When a classifier is first trained, it get the list of classes from the examples directory. When you retrain, if the class list in the examples directory was changed, it throws an error.

Did you maybe add/remove/rename classes after you first trained the classifier?

janamach commented 3 years ago

Hmmm, I am not absolutely sure I know what you're asking. During the retraining step I would only use the extract-trainset GUI where I would correct the incorrect label assignments, I wouldn't navigate into the session directory and change files manually.

I have a long list of labels, in rare cases I would click the wrong one, continue, realize I made a mistake, and then go back, change, and export again. Could that cause an issue?

asafgal commented 3 years ago

The gui is used to export cropped image examples. These are organized by class label in the classifier directory (the default is in session/classifier/). To create/train a classifier, antrax uses TensorFlow. TF looks at the trainset to understand how many classes the classifier needs to identify, and not at the labels.csv file. Therefore, it is important to have at least one example for each class/label in the experiment before initial training.

If you have many labels and this is hard, you can create manually class subdirectories at session/classifier/examples/LABEL, and just put a placeholder image there. Once you have real examples for that label, delete the placeholder.

janamach commented 3 years ago

Ahh!
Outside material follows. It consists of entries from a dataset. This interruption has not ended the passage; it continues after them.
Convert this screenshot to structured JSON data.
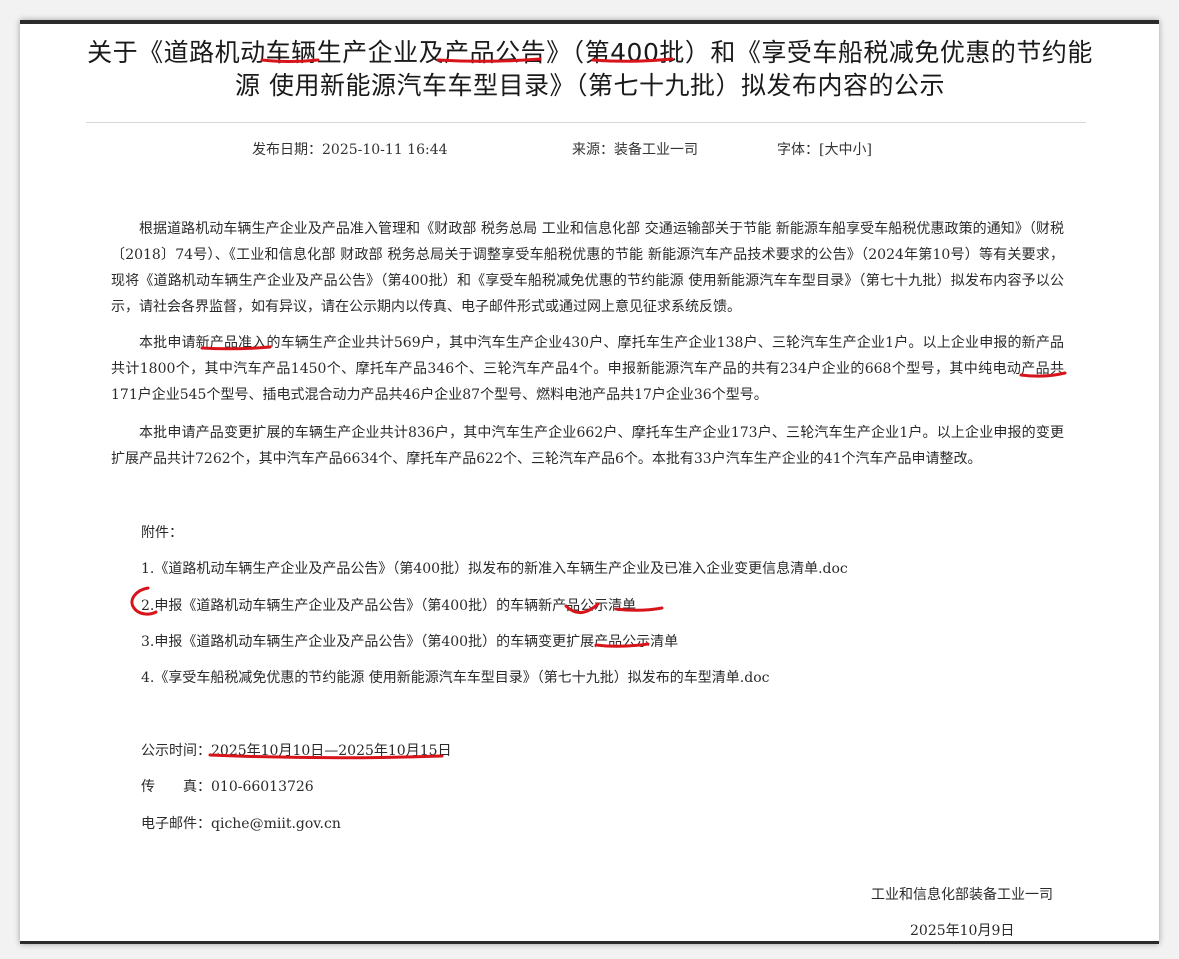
{
  "notice": {
    "title": "关于《道路机动车辆生产企业及产品公告》（第400批）和《享受车船税减免优惠的节约能源 使用新能源汽车车型目录》（第七十九批）拟发布内容的公示",
    "publish_date_label": "发布日期：",
    "publish_date": "2025-10-11 16:44",
    "source_label": "来源：",
    "source": "装备工业一司",
    "font_label": "字体：",
    "font_size_option": "[大中小]"
  },
  "body": {
    "paragraphs": [
      "根据道路机动车辆生产企业及产品准入管理和《财政部 税务总局 工业和信息化部 交通运输部关于节能 新能源车船享受车船税优惠政策的通知》（财税〔2018〕74号）、《工业和信息化部 财政部 税务总局关于调整享受车船税优惠的节能 新能源汽车产品技术要求的公告》（2024年第10号）等有关要求，现将《道路机动车辆生产企业及产品公告》（第400批）和《享受车船税减免优惠的节约能源 使用新能源汽车车型目录》（第七十九批）拟发布内容予以公示，请社会各界监督，如有异议，请在公示期内以传真、电子邮件形式或通过网上意见征求系统反馈。",
      "本批申请新产品准入的车辆生产企业共计569户，其中汽车生产企业430户、摩托车生产企业138户、三轮汽车生产企业1户。以上企业申报的新产品共计1800个，其中汽车产品1450个、摩托车产品346个、三轮汽车产品4个。申报新能源汽车产品的共有234户企业的668个型号，其中纯电动产品共171户企业545个型号、插电式混合动力产品共46户企业87个型号、燃料电池产品共17户企业36个型号。",
      "本批申请产品变更扩展的车辆生产企业共计836户，其中汽车生产企业662户、摩托车生产企业173户、三轮汽车生产企业1户。以上企业申报的变更扩展产品共计7262个，其中汽车产品6634个、摩托车产品622个、三轮汽车产品6个。本批有33户汽车生产企业的41个汽车产品申请整改。"
    ]
  },
  "attachments": {
    "heading": "附件：",
    "items": [
      "1.《道路机动车辆生产企业及产品公告》（第400批）拟发布的新准入车辆生产企业及已准入企业变更信息清单.doc",
      "2.申报《道路机动车辆生产企业及产品公告》（第400批）的车辆新产品公示清单",
      "3.申报《道路机动车辆生产企业及产品公告》（第400批）的车辆变更扩展产品公示清单",
      "4.《享受车船税减免优惠的节约能源 使用新能源汽车车型目录》（第七十九批）拟发布的车型清单.doc"
    ]
  },
  "contact": {
    "period_label": "公示时间：",
    "period": "2025年10月10日—2025年10月15日",
    "fax_label": "传　　真：",
    "fax": "010-66013726",
    "email_label": "电子邮件：",
    "email": "qiche@miit.gov.cn"
  },
  "signature": {
    "org": "工业和信息化部装备工业一司",
    "date": "2025年10月9日"
  },
  "annotation_color": "#d8141b"
}
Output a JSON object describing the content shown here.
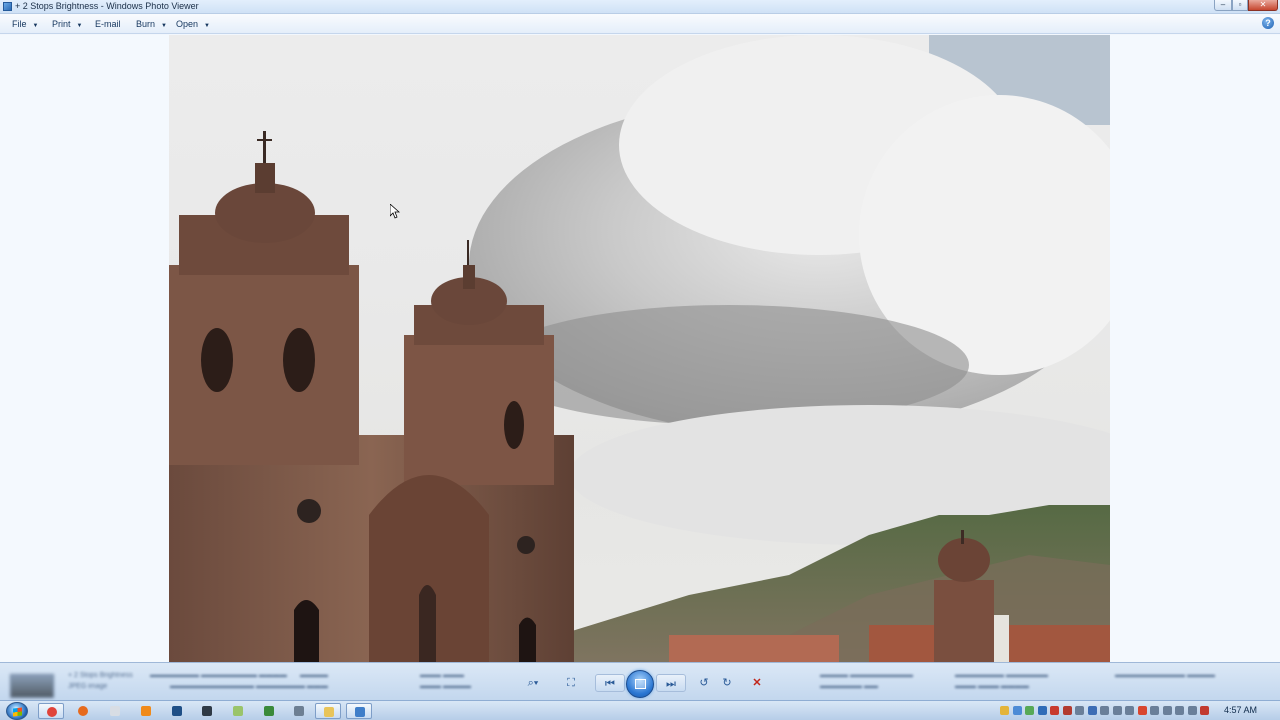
{
  "window": {
    "title": "+ 2 Stops Brightness - Windows Photo Viewer",
    "controls": [
      "minimize",
      "maximize",
      "close"
    ]
  },
  "menu": {
    "items": [
      {
        "label": "File",
        "has_dropdown": true
      },
      {
        "label": "Print",
        "has_dropdown": true
      },
      {
        "label": "E-mail",
        "has_dropdown": false
      },
      {
        "label": "Burn",
        "has_dropdown": true
      },
      {
        "label": "Open",
        "has_dropdown": true
      }
    ],
    "help_label": "?"
  },
  "photo": {
    "subject": "Colonial church towers under a cloudy sky with green hills",
    "icon_name": "photo-image"
  },
  "info_panel_blurred": {
    "filename": "+ 2 Stops Brightness",
    "line2": "JPEG image"
  },
  "navigation": {
    "zoom_icon": "magnifier-icon",
    "actual_size_icon": "fit-window-icon",
    "previous_icon": "previous-icon",
    "slideshow_icon": "play-slideshow-icon",
    "next_icon": "next-icon",
    "rotate_ccw_icon": "rotate-counterclockwise-icon",
    "rotate_cw_icon": "rotate-clockwise-icon",
    "delete_icon": "delete-icon"
  },
  "taskbar": {
    "pinned": [
      {
        "name": "chrome-icon",
        "color": "#e0433a"
      },
      {
        "name": "firefox-icon",
        "color": "#e66a1d"
      },
      {
        "name": "explorer-blank-icon",
        "color": "#d8dde4"
      },
      {
        "name": "app-orange-icon",
        "color": "#f08a1a"
      },
      {
        "name": "photoshop-icon",
        "color": "#1f4f86"
      },
      {
        "name": "terminal-icon",
        "color": "#2f3a46"
      },
      {
        "name": "notes-icon",
        "color": "#9ac46a"
      },
      {
        "name": "green-app-icon",
        "color": "#3a8a3a"
      },
      {
        "name": "calculator-icon",
        "color": "#6d7f93"
      },
      {
        "name": "folder-icon",
        "color": "#e8c45a"
      },
      {
        "name": "photo-viewer-icon",
        "color": "#3f7ec9"
      }
    ],
    "clock": "4:57 AM"
  },
  "colors": {
    "menu_text": "#15365e",
    "panel_top": "#dbe8f6",
    "accent": "#2a76d2"
  }
}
Thank you :) I ran a small experiment to make sure I understood what you just said. Before the retraining step, I made a copy of the experimental directory. In the first case, I corrected only using the labels that already existed in the classifier/examples/ directory and TF did not complain during the subsequent antrax train step. In the second case, I did the same and added an extra label (that created a new directory in the examples folder, as you said), which resulted in the error I was getting earlier.

Thank you again for explaining so clearly, this fixes the last technical issue I had so far. This morning I generated the first trajectories from our videos with 35+ individually labeled and untagged ants. With only one round of training the result was remarkably accurate. Now that I know what I did wrong in the re-training step, I can foresee some very productive clicking opportunities with even more accurate results :-)

asafgal commented 3 years ago

Great, happy its working for you!